Reacting to the announcement, JETNET BD Coordinator and ActionAid Bangladesh’s Just Energy Transition Manager Md Abul Kalam Azad termed the proposal a landmark moment in Bangladesh’s energy policy, saying, “This marks the beginning of a structured transition towards renewable energy. It will reduce climate vulnerability and strengthen energy security while reducing dependence on fossil fuels.”

He added, “Strong regulatory oversight and quality control will be essential to ensure effective implementation.”

Sohanur Rahman, Executive Coordinator of YouthNet Global, said, “This budget signals an important shift towards a cleaner transport and energy future. However, the transition must be just, inclusive and ensure that vulnerable communities are not left behind in the process.”

Mustafa Mahmud, President of the Bangladesh Sustainable and Renewable Energy Association, said, “This reflects a clear government commitment to a clean energy transition. It will encourage both industrial and household-level adoption of renewable technologies.”

He, however, cautioned, “Excessive conditions should not hinder implementation or slow down investment.”
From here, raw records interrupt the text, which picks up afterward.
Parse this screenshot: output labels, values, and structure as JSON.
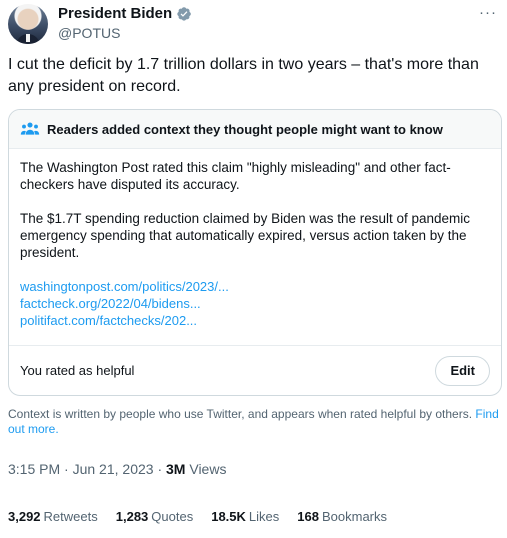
{
  "author": {
    "display_name": "President Biden",
    "handle": "@POTUS",
    "verified_color": "#829aab",
    "avatar_icon": "avatar-photo"
  },
  "more_label": "···",
  "tweet": {
    "text": "I cut the deficit by 1.7 trillion dollars in two years – that's more than any president on record."
  },
  "note": {
    "icon": "people-icon",
    "title": "Readers added context they thought people might want to know",
    "paragraphs": [
      "The Washington Post rated this claim \"highly misleading\" and other fact-checkers have disputed its accuracy.",
      "The $1.7T spending reduction claimed by Biden was the result of pandemic emergency spending that automatically expired, versus action taken by the president."
    ],
    "links": [
      "washingtonpost.com/politics/2023/...",
      "factcheck.org/2022/04/bidens...",
      "politifact.com/factchecks/202..."
    ],
    "rated_text": "You rated as helpful",
    "edit_label": "Edit"
  },
  "disclaimer": {
    "text": "Context is written by people who use Twitter, and appears when rated helpful by others.",
    "link": "Find out more."
  },
  "meta": {
    "time": "3:15 PM",
    "date": "Jun 21, 2023",
    "views_count": "3M",
    "views_label": "Views"
  },
  "stats": [
    {
      "count": "3,292",
      "label": "Retweets"
    },
    {
      "count": "1,283",
      "label": "Quotes"
    },
    {
      "count": "18.5K",
      "label": "Likes"
    },
    {
      "count": "168",
      "label": "Bookmarks"
    }
  ],
  "colors": {
    "link": "#1d9bf0",
    "secondary_text": "#536471",
    "border": "#cfd9de"
  }
}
Meanwhile, Khondaker Golam Moazzem, Research Director at the Centre for Policy Dialogue (CPD), said, “The shift away from fossil fuel incentives is a positive step towards sustainable development.”

He added, “However, the premature withdrawal of support for key renewable energy components could discourage investment. Such support should continue until domestic manufacturing capacity is sufficiently developed.”

The budget outlines a long-term strategy to reduce fossil fuel dependence, expand renewable energy and strengthen local green manufacturing, positioning Bangladesh on a pathway towards a low-carbon and climate-resilient economy.